- Born: 16 April 1983 (age 43)
- Education: University of the West of Scotland
- Occupation: Entrepreneur
- Website: moatazalkhayyat.com

= Moutaz Al-Khayyat =

Syrian businessman

Moutaz Al-Khayyat (born 16 April 1983) is a Syrian-Qatari billionaire entrepreneur based in Doha, Qatar. He is the Board Chairman of Power International Holding, a Qatari-based conglomerate that operates across energy, construction, industries, telecommunication, agriculture and food services, real estate, and hospitality. He is a founding partner and chairman of Baladna Food Industries and chairman of Estithmar Holding. According to Bloomberg, Moutaz and his brother Ramez Al-Khayyat have a net worth surpassing $7 billion.

== Early life and education ==
Al-Khayyat obtained his degree in Business from the University of the West of Scotland.

== Career ==
In 2011, Al-Khayyat and his brother, Ramez Al-Khayyat, co-founded Power International Holding (PIH) and UCC Holding. It has undertaken several large development projects, including the Banana Island resort, the Mall of Qatar, the Waldorf Astoria Maldives Ithaafushi, and Lekhwiya Sports Complex, which was developed as part of the 2022 Football World Cup.

In March 2014, Al-Khayyat co-founded Baladna Food Industries. In November 2019, Al-Khayyat oversaw the launch of the initial public offering (IPO) of Baladna Food Industries on the Qatar Stock Exchange, which received substantial interest. Al-Khayyat rose to prominence between 2017 and 2021 as the 'man who airlifted 4,000 dairy cows' into the country.
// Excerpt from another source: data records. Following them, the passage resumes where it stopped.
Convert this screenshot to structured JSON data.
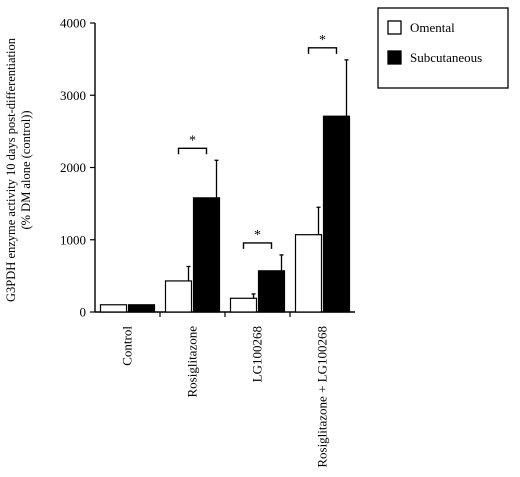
{
  "chart_data": {
    "type": "bar",
    "ylabel_line1": "G3PDH enzyme activity 10 days post-differentiation",
    "ylabel_line2": "(% DM alone (control))",
    "categories": [
      "Control",
      "Rosiglitazone",
      "LG100268",
      "Rosiglitazone + LG100268"
    ],
    "series": [
      {
        "name": "Omental",
        "values": [
          100,
          430,
          190,
          1070
        ],
        "errors": [
          0,
          200,
          60,
          380
        ],
        "color": "#ffffff"
      },
      {
        "name": "Subcutaneous",
        "values": [
          100,
          1580,
          570,
          2710
        ],
        "errors": [
          0,
          520,
          220,
          780
        ],
        "color": "#000000"
      }
    ],
    "ylim": [
      0,
      4000
    ],
    "yticks": [
      0,
      1000,
      2000,
      3000,
      4000
    ],
    "significance": [
      "",
      "*",
      "*",
      "*"
    ],
    "legend_position": "top-right",
    "grid": false
  }
}
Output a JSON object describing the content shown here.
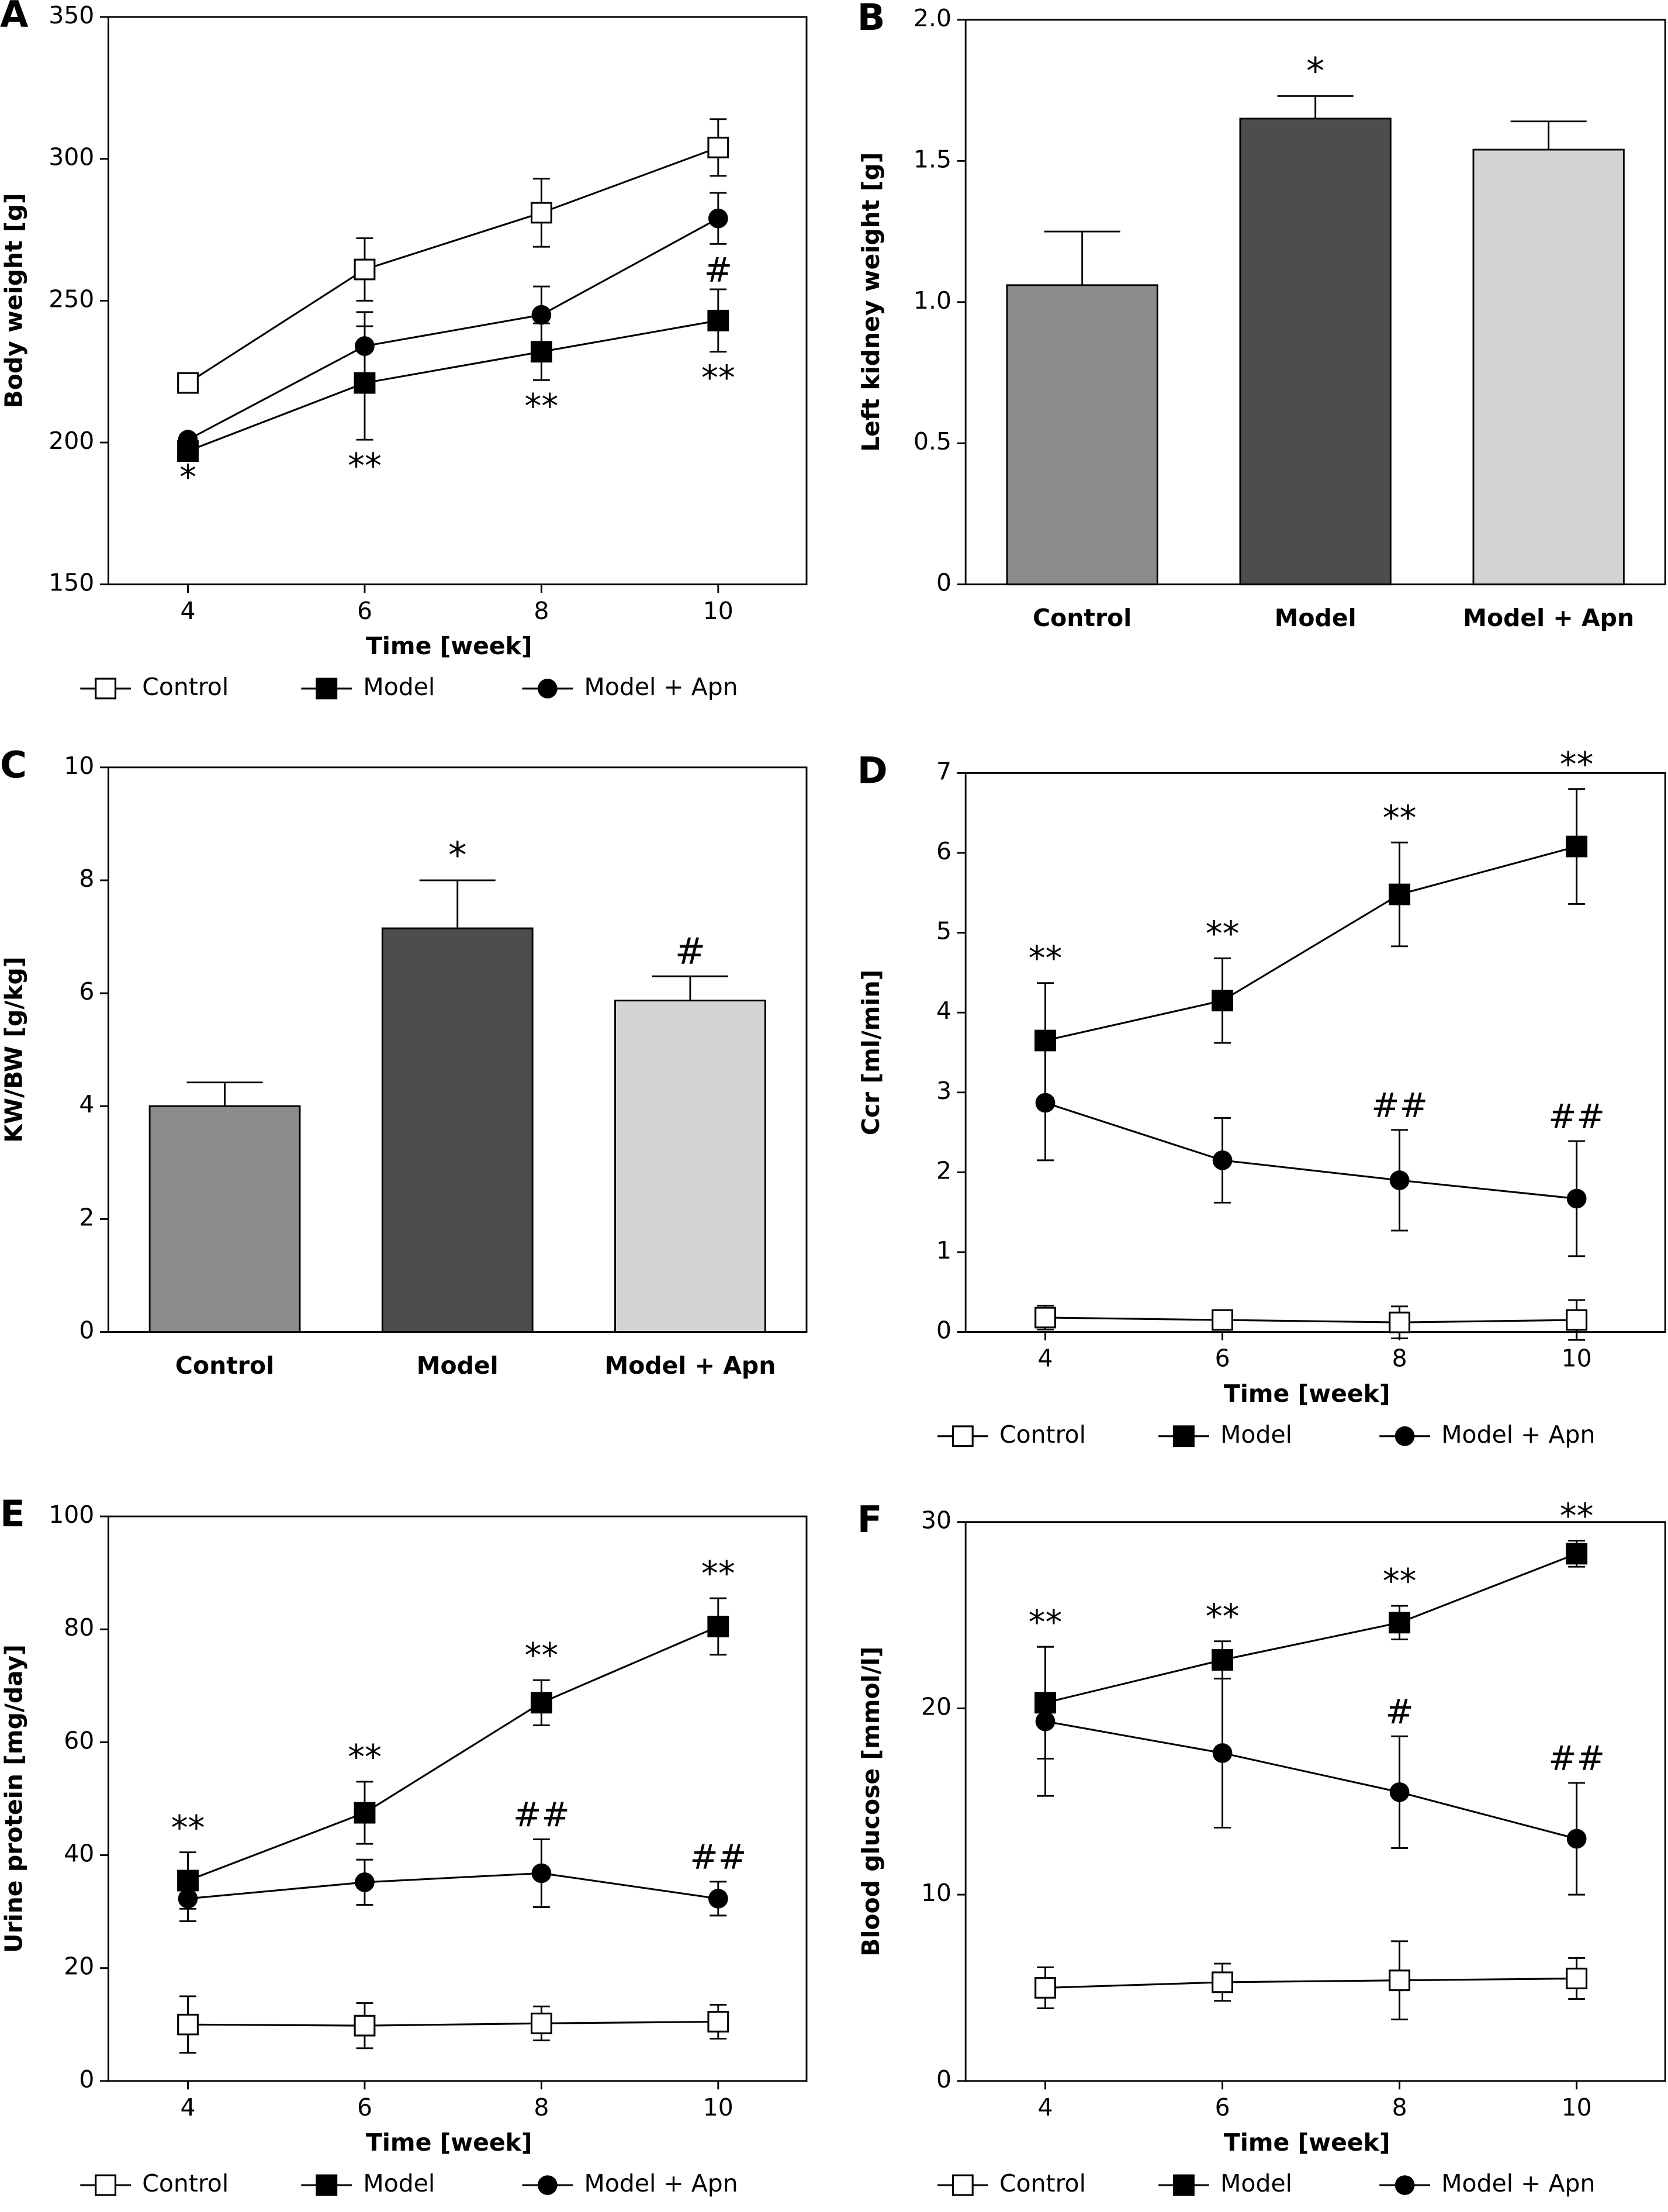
{
  "chart_data": [
    {
      "type": "line",
      "label": "A",
      "xlabel": "Time [week]",
      "ylabel": "Body weight [g]",
      "x": [
        4,
        6,
        8,
        10
      ],
      "xlim": [
        3.1,
        11
      ],
      "xticks": [
        4,
        6,
        8,
        10
      ],
      "ylim": [
        150,
        350
      ],
      "yticks": [
        150,
        200,
        250,
        300,
        350
      ],
      "series": [
        {
          "name": "Control",
          "color": "#000000",
          "marker": "open-square",
          "values": [
            221,
            261,
            281,
            304
          ],
          "errors": [
            null,
            11,
            12,
            10
          ],
          "annotations": [
            null,
            null,
            null,
            null
          ]
        },
        {
          "name": "Model",
          "color": "#000000",
          "marker": "square",
          "values": [
            197,
            221,
            232,
            243
          ],
          "errors": [
            null,
            20,
            10,
            11
          ],
          "annotations": [
            "*",
            "**",
            "**",
            "**"
          ]
        },
        {
          "name": "Model + Apn",
          "color": "#000000",
          "marker": "circle",
          "values": [
            201,
            234,
            245,
            279
          ],
          "errors": [
            null,
            12,
            10,
            9
          ],
          "annotations": [
            null,
            null,
            null,
            "#"
          ]
        }
      ]
    },
    {
      "type": "bar",
      "label": "B",
      "ylabel": "Left kidney weight [g]",
      "categories": [
        "Control",
        "Model",
        "Model + Apn"
      ],
      "values": [
        1.06,
        1.65,
        1.54
      ],
      "errors": [
        0.19,
        0.08,
        0.1
      ],
      "colors": [
        "#8c8c8c",
        "#4d4d4d",
        "#d4d4d4"
      ],
      "annotations": [
        null,
        "*",
        null
      ],
      "ylim": [
        0,
        2
      ],
      "yticks": [
        0,
        0.5,
        {
          "value": 1,
          "label": "1.0"
        },
        1.5,
        {
          "value": 2,
          "label": "2.0"
        }
      ]
    },
    {
      "type": "bar",
      "label": "C",
      "ylabel": "KW/BW [g/kg]",
      "categories": [
        "Control",
        "Model",
        "Model + Apn"
      ],
      "values": [
        4.0,
        7.15,
        5.87
      ],
      "errors": [
        0.42,
        0.85,
        0.43
      ],
      "colors": [
        "#8c8c8c",
        "#4d4d4d",
        "#d4d4d4"
      ],
      "annotations": [
        null,
        "*",
        "#"
      ],
      "ylim": [
        0,
        10
      ],
      "yticks": [
        0,
        2,
        4,
        6,
        8,
        10
      ]
    },
    {
      "type": "line",
      "label": "D",
      "xlabel": "Time [week]",
      "ylabel": "Ccr [ml/min]",
      "x": [
        4,
        6,
        8,
        10
      ],
      "xlim": [
        3.1,
        11
      ],
      "xticks": [
        4,
        6,
        8,
        10
      ],
      "ylim": [
        0,
        7
      ],
      "yticks": [
        0,
        1,
        2,
        3,
        4,
        5,
        6,
        7
      ],
      "series": [
        {
          "name": "Control",
          "color": "#000000",
          "marker": "open-square",
          "values": [
            0.18,
            0.15,
            0.12,
            0.15
          ],
          "errors": [
            0.15,
            0.1,
            0.2,
            0.25
          ],
          "annotations": [
            null,
            null,
            null,
            null
          ]
        },
        {
          "name": "Model",
          "color": "#000000",
          "marker": "square",
          "values": [
            3.65,
            4.15,
            5.48,
            6.08
          ],
          "errors": [
            0.72,
            0.53,
            0.65,
            0.72
          ],
          "annotations": [
            "**",
            "**",
            "**",
            "**"
          ]
        },
        {
          "name": "Model + Apn",
          "color": "#000000",
          "marker": "circle",
          "values": [
            2.87,
            2.15,
            1.9,
            1.67
          ],
          "errors": [
            0.72,
            0.53,
            0.63,
            0.72
          ],
          "annotations": [
            null,
            null,
            "##",
            "##"
          ]
        }
      ]
    },
    {
      "type": "line",
      "label": "E",
      "xlabel": "Time [week]",
      "ylabel": "Urine protein [mg/day]",
      "x": [
        4,
        6,
        8,
        10
      ],
      "xlim": [
        3.1,
        11
      ],
      "xticks": [
        4,
        6,
        8,
        10
      ],
      "ylim": [
        0,
        100
      ],
      "yticks": [
        0,
        20,
        40,
        60,
        80,
        100
      ],
      "series": [
        {
          "name": "Control",
          "color": "#000000",
          "marker": "open-square",
          "values": [
            10,
            9.8,
            10.2,
            10.5
          ],
          "errors": [
            5,
            4,
            3,
            3
          ],
          "annotations": [
            null,
            null,
            null,
            null
          ]
        },
        {
          "name": "Model",
          "color": "#000000",
          "marker": "square",
          "values": [
            35.5,
            47.5,
            67,
            80.5
          ],
          "errors": [
            5,
            5.5,
            4,
            5
          ],
          "annotations": [
            "**",
            "**",
            "**",
            "**"
          ]
        },
        {
          "name": "Model + Apn",
          "color": "#000000",
          "marker": "circle",
          "values": [
            32.3,
            35.2,
            36.8,
            32.3
          ],
          "errors": [
            4,
            4,
            6,
            3
          ],
          "annotations": [
            null,
            null,
            "##",
            "##"
          ]
        }
      ]
    },
    {
      "type": "line",
      "label": "F",
      "xlabel": "Time [week]",
      "ylabel": "Blood glucose [mmol/l]",
      "x": [
        4,
        6,
        8,
        10
      ],
      "xlim": [
        3.1,
        11
      ],
      "xticks": [
        4,
        6,
        8,
        10
      ],
      "ylim": [
        0,
        30
      ],
      "yticks": [
        0,
        10,
        20,
        30
      ],
      "series": [
        {
          "name": "Control",
          "color": "#000000",
          "marker": "open-square",
          "values": [
            5.0,
            5.3,
            5.4,
            5.5
          ],
          "errors": [
            1.1,
            1.0,
            2.1,
            1.1
          ],
          "annotations": [
            null,
            null,
            null,
            null
          ]
        },
        {
          "name": "Model",
          "color": "#000000",
          "marker": "square",
          "values": [
            20.3,
            22.6,
            24.6,
            28.3
          ],
          "errors": [
            3.0,
            1.0,
            0.9,
            0.7
          ],
          "annotations": [
            "**",
            "**",
            "**",
            "**"
          ]
        },
        {
          "name": "Model + Apn",
          "color": "#000000",
          "marker": "circle",
          "values": [
            19.3,
            17.6,
            15.5,
            13.0
          ],
          "errors": [
            4,
            4,
            3,
            3
          ],
          "annotations": [
            null,
            null,
            "#",
            "##"
          ]
        }
      ]
    }
  ]
}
In April 2022, Al-Khayyat was appointed chairman of Estithmar Holding QPSC, a listed company on the Qatar Stock Exchange.

Al-Khayyat is the chairman of Aura Group, which operates in the hospitality sector and family entertainment outlets in Qatar. He is also the chairman of Assets Group, a real estate development company operating across residential, hospitality, and commercial sectors. He currently presides as Chairman over all affiliated companies within Power International Holding (PIH), including UCC Holding, Baladna, Assets Real Estate Development, Aura Group, and TMT Group.